Peach-potato aphid, or Myzus persicae, is the main vector of turnip yellows virus, which can decrease yields by 30%.

Aphids arriving in oilseed rape crops in the autumn transmit the virus, so a well-timed spray can be used to control them.

There are recommended varieties with resistance to turnip yellows virus, so these can be grown where high levels infection are expected.

Leaf miners can infest the first developing true leaves, causing unsightly mines. They do not justify insecticide treatment.

Peach potato aphid

© Blackthorn Arable

Rape winter stem weevil adults lay their eggs on petioles close to the stem, with the larvae then feeding within the stems over the winter. There are no thresholds for this pest, which only affects local areas.

The role of companion crops in pest control?

There’s plenty of anecdotal evidence to suggest that companion crops have a role in keeping pest numbers down and reducing the need for insecticides.
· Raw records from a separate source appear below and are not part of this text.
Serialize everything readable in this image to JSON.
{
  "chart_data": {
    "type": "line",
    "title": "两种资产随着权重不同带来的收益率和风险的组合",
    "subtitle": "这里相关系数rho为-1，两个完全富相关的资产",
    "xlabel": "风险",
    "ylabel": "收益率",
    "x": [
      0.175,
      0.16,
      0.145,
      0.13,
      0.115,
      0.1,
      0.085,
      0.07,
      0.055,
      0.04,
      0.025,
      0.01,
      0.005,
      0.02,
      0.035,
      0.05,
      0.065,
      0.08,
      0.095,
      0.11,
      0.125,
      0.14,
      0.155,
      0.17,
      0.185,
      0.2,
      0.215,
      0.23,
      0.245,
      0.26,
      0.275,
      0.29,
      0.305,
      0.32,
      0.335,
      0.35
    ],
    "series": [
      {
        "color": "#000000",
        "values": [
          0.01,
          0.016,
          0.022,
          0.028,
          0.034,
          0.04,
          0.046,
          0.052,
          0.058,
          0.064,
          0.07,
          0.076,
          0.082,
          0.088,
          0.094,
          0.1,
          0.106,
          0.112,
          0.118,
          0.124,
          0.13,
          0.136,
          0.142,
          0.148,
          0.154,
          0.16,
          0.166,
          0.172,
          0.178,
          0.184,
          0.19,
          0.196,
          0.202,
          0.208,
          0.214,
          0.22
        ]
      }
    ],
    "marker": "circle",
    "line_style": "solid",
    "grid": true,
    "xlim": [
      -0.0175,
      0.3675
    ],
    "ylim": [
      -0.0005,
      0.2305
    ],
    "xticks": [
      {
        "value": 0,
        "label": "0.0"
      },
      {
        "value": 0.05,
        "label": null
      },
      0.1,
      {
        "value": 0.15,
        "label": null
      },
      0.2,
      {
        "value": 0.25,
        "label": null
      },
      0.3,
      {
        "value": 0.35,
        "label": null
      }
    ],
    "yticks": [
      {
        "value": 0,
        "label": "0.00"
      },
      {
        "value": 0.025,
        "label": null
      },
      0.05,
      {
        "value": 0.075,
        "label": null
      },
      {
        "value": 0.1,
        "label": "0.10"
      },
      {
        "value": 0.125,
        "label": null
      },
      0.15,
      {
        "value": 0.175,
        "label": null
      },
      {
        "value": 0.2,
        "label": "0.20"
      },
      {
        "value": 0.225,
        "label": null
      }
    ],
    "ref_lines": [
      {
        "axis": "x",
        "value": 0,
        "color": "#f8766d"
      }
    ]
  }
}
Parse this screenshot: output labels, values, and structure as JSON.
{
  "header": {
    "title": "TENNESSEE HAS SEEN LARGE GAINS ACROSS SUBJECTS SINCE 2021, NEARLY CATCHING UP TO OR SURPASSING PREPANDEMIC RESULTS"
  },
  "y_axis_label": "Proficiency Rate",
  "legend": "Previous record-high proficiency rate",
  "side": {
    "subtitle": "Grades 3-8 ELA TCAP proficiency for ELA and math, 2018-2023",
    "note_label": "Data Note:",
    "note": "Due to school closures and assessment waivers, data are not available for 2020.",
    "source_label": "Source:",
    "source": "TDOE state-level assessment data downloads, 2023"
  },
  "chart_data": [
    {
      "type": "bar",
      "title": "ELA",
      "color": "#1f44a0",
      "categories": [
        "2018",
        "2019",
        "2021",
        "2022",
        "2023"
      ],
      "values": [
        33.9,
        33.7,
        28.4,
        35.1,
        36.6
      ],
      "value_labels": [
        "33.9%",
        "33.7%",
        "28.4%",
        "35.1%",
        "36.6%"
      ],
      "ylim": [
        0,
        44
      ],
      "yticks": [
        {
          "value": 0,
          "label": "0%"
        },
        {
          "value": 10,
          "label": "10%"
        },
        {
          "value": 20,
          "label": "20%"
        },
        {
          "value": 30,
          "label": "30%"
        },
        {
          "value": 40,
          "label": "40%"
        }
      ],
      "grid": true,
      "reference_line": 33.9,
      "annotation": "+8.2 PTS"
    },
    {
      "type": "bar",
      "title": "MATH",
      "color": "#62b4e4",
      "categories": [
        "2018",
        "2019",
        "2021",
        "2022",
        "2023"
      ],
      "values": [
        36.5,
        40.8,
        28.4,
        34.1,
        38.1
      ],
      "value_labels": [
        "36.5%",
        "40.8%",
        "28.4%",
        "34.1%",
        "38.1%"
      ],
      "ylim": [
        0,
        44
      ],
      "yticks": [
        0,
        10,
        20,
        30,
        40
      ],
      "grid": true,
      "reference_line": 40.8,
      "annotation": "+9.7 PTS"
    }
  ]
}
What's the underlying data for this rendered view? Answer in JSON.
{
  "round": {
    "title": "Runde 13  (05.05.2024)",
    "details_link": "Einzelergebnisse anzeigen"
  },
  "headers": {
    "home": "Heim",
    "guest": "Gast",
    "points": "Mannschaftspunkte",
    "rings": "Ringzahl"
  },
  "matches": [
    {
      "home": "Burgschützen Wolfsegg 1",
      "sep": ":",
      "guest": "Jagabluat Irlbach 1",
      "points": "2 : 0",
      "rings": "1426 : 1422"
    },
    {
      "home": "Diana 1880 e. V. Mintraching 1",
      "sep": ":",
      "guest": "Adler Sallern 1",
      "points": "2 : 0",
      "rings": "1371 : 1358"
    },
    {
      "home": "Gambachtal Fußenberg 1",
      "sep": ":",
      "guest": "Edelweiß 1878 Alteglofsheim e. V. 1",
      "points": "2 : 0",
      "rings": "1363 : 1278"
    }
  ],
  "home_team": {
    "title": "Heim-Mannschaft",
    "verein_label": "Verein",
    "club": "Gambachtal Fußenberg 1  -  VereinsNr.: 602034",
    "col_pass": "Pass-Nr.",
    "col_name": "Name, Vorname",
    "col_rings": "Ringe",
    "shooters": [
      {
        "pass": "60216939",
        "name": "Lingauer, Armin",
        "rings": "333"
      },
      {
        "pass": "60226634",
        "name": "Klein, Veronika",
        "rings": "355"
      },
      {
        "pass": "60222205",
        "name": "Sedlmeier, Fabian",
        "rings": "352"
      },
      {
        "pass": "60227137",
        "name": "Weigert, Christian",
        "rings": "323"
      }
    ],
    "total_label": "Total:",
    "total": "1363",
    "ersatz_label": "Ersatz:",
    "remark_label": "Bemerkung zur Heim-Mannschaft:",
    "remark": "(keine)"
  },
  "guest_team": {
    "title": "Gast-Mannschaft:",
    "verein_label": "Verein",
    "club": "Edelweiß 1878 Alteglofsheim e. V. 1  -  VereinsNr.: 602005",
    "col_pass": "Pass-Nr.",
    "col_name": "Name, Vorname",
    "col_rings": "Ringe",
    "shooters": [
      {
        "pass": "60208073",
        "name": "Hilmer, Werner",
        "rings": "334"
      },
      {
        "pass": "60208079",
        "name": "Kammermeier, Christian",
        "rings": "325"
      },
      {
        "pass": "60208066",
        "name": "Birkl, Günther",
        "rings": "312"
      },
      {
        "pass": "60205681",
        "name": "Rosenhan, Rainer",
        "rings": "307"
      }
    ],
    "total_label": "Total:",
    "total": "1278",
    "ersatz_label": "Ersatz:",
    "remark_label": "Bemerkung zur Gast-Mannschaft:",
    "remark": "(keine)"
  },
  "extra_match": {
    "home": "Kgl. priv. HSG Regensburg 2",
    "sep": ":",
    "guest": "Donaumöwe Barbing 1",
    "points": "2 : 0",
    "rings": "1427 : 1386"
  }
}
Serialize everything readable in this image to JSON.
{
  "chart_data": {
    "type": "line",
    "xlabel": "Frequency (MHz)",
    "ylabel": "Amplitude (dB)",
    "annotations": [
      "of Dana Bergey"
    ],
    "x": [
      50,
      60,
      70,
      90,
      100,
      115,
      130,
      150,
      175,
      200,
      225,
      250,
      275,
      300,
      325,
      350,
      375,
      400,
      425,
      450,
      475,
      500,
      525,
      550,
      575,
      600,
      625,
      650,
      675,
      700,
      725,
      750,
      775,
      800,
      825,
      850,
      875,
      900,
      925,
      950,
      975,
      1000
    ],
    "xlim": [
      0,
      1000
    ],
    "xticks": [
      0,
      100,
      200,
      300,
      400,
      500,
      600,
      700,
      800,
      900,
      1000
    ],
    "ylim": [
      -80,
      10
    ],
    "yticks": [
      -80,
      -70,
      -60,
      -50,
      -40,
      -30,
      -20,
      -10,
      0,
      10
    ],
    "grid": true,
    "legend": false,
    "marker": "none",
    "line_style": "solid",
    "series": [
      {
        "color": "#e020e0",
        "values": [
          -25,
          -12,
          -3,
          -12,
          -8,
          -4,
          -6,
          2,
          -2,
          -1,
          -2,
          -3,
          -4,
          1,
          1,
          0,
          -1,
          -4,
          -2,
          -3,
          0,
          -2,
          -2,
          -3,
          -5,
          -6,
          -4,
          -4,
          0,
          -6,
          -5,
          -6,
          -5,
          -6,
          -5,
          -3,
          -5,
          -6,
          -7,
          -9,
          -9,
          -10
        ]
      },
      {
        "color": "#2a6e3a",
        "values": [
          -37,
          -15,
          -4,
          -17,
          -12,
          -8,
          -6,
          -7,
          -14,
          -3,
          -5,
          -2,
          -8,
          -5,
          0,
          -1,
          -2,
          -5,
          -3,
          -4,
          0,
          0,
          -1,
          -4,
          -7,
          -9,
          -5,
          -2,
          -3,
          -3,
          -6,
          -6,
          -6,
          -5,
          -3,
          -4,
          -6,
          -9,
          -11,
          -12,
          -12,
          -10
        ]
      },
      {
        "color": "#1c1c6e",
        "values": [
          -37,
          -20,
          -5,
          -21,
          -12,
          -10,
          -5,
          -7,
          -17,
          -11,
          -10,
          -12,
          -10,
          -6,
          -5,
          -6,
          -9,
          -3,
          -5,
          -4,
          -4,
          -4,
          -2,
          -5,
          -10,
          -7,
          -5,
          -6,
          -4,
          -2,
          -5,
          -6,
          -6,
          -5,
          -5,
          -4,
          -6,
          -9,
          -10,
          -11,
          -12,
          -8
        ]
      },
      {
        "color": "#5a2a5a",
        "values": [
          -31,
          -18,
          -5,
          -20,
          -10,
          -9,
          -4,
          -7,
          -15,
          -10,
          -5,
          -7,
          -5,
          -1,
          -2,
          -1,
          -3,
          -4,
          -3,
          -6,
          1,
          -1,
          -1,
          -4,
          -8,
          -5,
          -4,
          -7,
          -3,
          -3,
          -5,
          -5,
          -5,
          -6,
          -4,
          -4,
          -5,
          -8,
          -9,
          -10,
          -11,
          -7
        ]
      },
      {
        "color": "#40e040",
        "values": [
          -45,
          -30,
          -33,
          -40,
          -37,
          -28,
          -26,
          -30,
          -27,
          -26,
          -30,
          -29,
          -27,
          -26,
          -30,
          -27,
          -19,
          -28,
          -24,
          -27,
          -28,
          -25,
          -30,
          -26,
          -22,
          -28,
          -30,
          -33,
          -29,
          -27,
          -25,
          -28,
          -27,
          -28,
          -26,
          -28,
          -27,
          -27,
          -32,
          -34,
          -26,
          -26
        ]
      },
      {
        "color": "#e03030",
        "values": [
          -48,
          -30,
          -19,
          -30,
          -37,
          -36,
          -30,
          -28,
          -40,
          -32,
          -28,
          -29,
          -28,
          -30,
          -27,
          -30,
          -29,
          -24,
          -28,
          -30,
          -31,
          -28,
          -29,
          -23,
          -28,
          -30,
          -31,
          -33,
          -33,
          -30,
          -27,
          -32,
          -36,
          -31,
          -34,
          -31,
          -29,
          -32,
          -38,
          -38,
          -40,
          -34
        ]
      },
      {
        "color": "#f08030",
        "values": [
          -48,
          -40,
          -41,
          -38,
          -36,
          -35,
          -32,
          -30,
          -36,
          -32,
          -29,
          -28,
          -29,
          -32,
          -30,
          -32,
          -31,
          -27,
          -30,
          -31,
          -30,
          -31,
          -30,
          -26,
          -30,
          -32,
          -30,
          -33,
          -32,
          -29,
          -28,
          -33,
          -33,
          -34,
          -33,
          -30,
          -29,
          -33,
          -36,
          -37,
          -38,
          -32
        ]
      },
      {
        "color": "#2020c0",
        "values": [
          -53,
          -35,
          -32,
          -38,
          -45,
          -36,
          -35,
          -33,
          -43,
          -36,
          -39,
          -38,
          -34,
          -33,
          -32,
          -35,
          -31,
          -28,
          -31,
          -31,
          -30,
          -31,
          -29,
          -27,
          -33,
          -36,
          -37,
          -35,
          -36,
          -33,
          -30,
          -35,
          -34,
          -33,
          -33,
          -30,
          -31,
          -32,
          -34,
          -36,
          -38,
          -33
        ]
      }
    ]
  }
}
Whether that’s due to a dilution effect, or that they confuse pests, remains to be seen. They may also have a barrier effect, preventing pests from getting to emerging rape plants – such as limiting the landing sites for pigeons.

Under severe pest pressure, they are unlikely to be a total solution. But for a very low cost and minimal effort, they are already providing benefits on many farms.